Pan Edmund z wykształcenia jest technikiem mechanikiem. Już na emeryturze, póki wystarczyło sił i sprawności, dorabiał jako ślusarz i spawacz. Sił w końcu zabrakło, ale aktywny przez całe życie mężczyzna nie chciał siedzieć bezczynnie. – Jak człowiek się nudzi, to szybciej się starzeje – mówi ze śmiechem. W sukurs przyszła siostra, której zaginęła pamiątka po nieżyjącym już ojcu.
Replika dla siostry
W 1960 roku Edmund Łyska zaczynał pracę w kopalni. Poprosił wówczas ojca o zrobiony przez niego wcześniej krzyżyk w butelce. – Ojciec postanowił, że na pamiątkę da go nie tylko mnie, ale wykona je również dla mojego rodzeństwa, czyli brata i siostry. Siostra po latach go zgubiła. Bardzo chciała odzyskać pamiątkę. Ojciec już nie żył, dlatego zaproponowałem, że ja spróbuję zrobić taką replikę. Udało się, więc można powiedzieć, że to siostra rozbudziła w mnie nową pasję – opowiada pan Edmund.
Etos pracy wyniósł z rodzinnego domu. Urodził się na Kujawach, nieopodal Kruszwicy, nad jeziorem Gopło. Tam od młodości uczył się pracy. Po ukończeniu technikum mechanicznego dostał nakaz pracy w Białymstoku. – Oj, wtedy wydawało mi się, że jadę na drugi koniec świata. Gdzie tam moja Kruszwica, a gdzie Białystok – mówi.
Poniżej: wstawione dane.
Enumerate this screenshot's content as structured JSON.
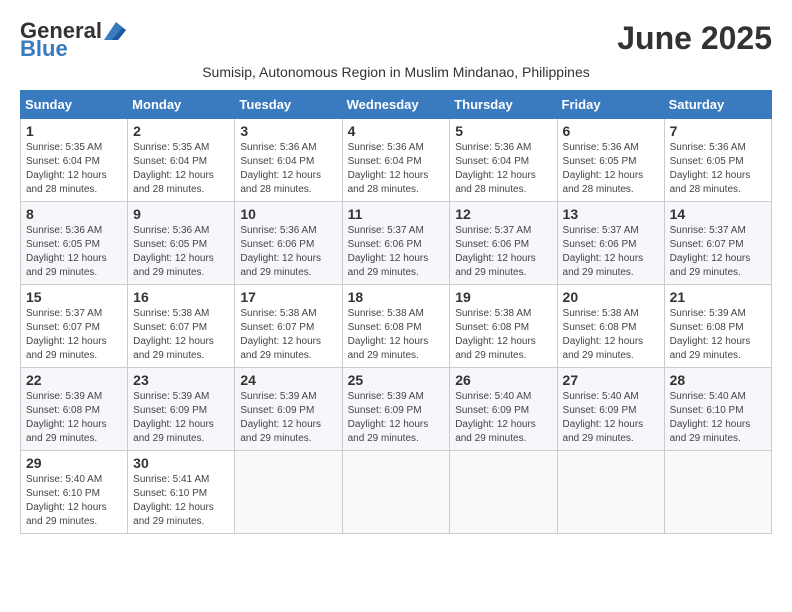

Wtedy jeszcze nie wiedział, że to dopiero początek życiowej wędrówki, która doprowadzi go Czyżowic. W Białymstoku dostał powołanie do wojska, w którym spędził 3 lata. Po wojsku trafił na Śląsk, do Chorzowa. Tutaj pracował jako monter aparatury pomiarowej. Później zmienił pracę i trafił z żoną na Wilchwy. Przez kilka lat mieszkał na osiedlu 1 Maja. Potem kupił dom w Czyżowicach, w który mieszka do dzisiaj. Tutaj jego pasja i zdolności stały się znane kilku osobom, związanym z Wiejskim Domem Kultury. Swoje wyroby zaprezentował na wystawie rękodzieła. Pokazał nie tylko pasyjki, ale również własnoręcznie wykonane drewniane świeczniki.
Precyzyjna robota
Wykonanie zamkniętej w butelce pasyjki – jak nietrudno się domyślić – nie jest wcale łatwe. Poszczególne jej elementy – podstawę, belkę pionową i poprzeczną, figurę wykonaną z drutu – trzeba pojedynczo wprowadzić do butelki i tam je złożyć! Pan Edmund posługuje się długą na 35 centymetrów pincetą. Za jej pomocą żmudnie skleja w butelce poszczególne elementy. – Kiedy zaczynam układanie, przestaję myśleć o czymkolwiek innym. Składanie pochłania całą moją uwagę. Odrywam się dopiero wtedy, kiedy zaczynają boleć oczy i ręce – przyznaje pan Edmund. Do pracy wraca następnego dnia. Jedną pasyjkę przygotowuje kilka dni, poświęcając na to 3-4 godziny dziennie.
Gotowa pasyjka zawiera takie szczegóły Męki Pańskiej jak młot do przybijania gwoździ, parę gwoździ, włócznię, czy gąbkę z octem, a także drabinę. Co ciekawe, niektóre elementy powstają z powszechnie dostępnych materiałów – wykałaczek, patyczków do lodów czy drewnianych igieł do szaszłyków. – Być może ktoś kto zna się na takiej sztuce uzna, że te moje robótki to jakiś kicz i pewnie będzie miał rację. Dla mnie jednak mają one dużą wartość – przyznaje twórca butelkowych pasyjek.